September 23, 2009, 12:41 PM — It may have beaten out HD-DVD in the bloody battle to be the high definition optical drive standard, but in the roughly year and a half since the format wars ended, Blu-ray DVD has yet to gain any real traction in the desktop computer realm. Indeed, Apple has done its best to downplay the relevance of any kind of optical drive in this new world of streaming media--the MacBook Air ships without an internal optical drive, its DVD Studio Pro application has been almost totally ignored in the last two Final Cut Studio releases, and the company provides no way of playing movies released on Blu-ray on Macs running OS X.
But while Apple hasn't exactly embraced Blu-ray, a couple of the company's applications--Final Cut Pro ( Macworld rated 4 out of 5 mice ) and Compressor ( Macworld rated 4.5 out of 5 mice ), now allow you to create Blu-ray projects and burn them to attached Blu-ray drives to watch on the Blu-ray player in your living room.
If you're considering adding a second optical drive for DVD copying, or just want faster burn speeds than your older optical drive can deliver, you might be considering a Blu-ray capable burner. Apple has yet to offer Blu-ray as a standard or build-to-order option, but a few third party companies have been quietly testing the waters and marketing external Blu-ray burners to Mac users.
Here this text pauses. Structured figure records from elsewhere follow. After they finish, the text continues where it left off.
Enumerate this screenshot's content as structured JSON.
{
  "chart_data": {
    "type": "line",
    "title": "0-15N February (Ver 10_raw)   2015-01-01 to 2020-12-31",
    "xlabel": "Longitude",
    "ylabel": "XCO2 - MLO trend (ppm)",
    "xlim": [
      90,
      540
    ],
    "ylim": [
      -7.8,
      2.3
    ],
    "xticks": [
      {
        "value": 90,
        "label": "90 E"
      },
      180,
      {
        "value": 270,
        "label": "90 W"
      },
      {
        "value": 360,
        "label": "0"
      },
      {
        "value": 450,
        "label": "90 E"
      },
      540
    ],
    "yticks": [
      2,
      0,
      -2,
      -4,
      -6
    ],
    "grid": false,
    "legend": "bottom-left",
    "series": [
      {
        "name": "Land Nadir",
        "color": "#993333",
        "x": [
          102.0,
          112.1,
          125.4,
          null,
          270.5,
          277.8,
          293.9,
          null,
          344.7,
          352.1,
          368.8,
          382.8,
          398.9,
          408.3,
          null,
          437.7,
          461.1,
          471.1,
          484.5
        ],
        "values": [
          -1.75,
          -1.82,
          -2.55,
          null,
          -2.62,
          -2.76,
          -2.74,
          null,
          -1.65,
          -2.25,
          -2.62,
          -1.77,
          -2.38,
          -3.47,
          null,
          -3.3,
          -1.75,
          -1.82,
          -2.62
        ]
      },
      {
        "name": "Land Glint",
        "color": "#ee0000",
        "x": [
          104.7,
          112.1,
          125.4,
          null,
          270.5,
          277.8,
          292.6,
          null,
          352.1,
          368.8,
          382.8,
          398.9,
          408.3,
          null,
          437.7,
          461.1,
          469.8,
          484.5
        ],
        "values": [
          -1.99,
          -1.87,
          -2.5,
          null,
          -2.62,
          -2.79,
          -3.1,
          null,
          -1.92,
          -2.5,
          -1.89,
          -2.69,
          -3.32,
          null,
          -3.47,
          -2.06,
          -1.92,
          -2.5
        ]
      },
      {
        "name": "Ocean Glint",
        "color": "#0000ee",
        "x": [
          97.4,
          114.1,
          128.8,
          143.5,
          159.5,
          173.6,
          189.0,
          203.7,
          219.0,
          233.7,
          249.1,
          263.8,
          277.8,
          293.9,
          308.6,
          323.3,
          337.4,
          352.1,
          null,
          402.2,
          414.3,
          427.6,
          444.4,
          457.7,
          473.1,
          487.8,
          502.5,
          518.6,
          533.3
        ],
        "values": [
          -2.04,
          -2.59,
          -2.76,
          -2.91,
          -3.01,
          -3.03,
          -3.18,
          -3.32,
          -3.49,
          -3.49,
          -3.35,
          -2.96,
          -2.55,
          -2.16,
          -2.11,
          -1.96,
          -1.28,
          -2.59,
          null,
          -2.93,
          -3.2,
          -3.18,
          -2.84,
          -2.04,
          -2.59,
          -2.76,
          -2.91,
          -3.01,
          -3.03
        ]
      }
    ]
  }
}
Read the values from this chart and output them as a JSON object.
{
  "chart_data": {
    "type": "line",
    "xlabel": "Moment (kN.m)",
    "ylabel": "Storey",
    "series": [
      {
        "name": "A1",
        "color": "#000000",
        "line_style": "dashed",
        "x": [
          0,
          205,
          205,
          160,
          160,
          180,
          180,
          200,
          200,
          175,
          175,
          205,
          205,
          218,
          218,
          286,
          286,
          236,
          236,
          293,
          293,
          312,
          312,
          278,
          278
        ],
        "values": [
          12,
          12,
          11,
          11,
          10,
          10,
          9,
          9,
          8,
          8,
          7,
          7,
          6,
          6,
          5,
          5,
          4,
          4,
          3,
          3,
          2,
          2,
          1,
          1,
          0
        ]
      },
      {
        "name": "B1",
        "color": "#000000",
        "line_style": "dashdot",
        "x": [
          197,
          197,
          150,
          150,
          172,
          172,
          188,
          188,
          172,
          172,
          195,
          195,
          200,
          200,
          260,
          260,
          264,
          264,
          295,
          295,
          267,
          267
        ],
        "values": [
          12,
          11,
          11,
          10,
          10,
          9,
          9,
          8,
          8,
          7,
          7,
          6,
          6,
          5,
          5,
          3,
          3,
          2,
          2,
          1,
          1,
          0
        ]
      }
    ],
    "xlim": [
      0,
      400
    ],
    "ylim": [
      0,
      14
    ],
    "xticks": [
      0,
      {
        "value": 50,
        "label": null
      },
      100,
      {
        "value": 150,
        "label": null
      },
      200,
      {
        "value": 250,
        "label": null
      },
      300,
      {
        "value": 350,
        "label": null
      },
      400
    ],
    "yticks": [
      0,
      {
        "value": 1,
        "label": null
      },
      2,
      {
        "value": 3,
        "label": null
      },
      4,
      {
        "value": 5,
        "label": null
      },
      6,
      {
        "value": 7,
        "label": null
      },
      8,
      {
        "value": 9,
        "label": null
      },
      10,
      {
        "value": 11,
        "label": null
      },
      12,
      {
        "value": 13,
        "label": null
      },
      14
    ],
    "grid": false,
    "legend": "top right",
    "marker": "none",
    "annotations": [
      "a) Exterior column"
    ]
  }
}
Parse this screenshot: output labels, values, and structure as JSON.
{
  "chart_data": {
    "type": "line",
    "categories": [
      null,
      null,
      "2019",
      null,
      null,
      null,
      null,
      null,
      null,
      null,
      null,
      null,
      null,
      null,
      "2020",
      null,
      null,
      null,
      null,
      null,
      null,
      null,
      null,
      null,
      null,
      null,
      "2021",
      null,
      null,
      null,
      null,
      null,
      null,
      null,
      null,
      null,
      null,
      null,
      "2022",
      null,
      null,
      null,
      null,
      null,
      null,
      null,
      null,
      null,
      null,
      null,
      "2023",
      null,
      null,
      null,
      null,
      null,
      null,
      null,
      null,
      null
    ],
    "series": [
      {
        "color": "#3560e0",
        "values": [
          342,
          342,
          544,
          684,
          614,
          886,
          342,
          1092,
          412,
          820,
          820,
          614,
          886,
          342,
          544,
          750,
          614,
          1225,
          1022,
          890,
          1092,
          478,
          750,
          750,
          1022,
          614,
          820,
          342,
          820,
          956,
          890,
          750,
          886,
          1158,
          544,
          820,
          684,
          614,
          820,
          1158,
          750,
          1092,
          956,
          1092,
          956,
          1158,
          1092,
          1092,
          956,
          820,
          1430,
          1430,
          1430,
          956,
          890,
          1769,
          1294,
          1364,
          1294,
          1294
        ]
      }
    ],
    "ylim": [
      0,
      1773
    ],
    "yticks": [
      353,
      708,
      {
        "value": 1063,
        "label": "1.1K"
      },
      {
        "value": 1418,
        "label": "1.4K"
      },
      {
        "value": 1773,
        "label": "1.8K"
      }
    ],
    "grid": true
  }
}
We recently looked at a handful of these new Blu-ray burners (namely, the LaCie d2 Blu-ray Professional Drive ( Macworld rated 3.5 out of 5 mice ), the Buffalo Media Station 8X External Drive ( Macworld rated 4 out of 5 mice ), the OWC Mercury Pro 8X Blu-ray Extermal ( Macworld rated 3.5 out of 5 mice ), and the MCE 8X Blu-ray External Recordable Drive), and can offer a few tips on what to look for when shopping for a Blu-ray drive.
Connection: From eSATA to FireWire 800 and FireWire 400 to USB 2.0, we saw a wide variety of different connections, but surprisingly, didn't find eSATA to be faster on any of the drives we tested. In fact, the USB 2.0 connection on the Buffalo MediaStation was faster than FireWire 800 or 400 on some competing drives. If you haven't already added an eSATA card to your Mac, a Blu-ray burner is not a good reason to do so.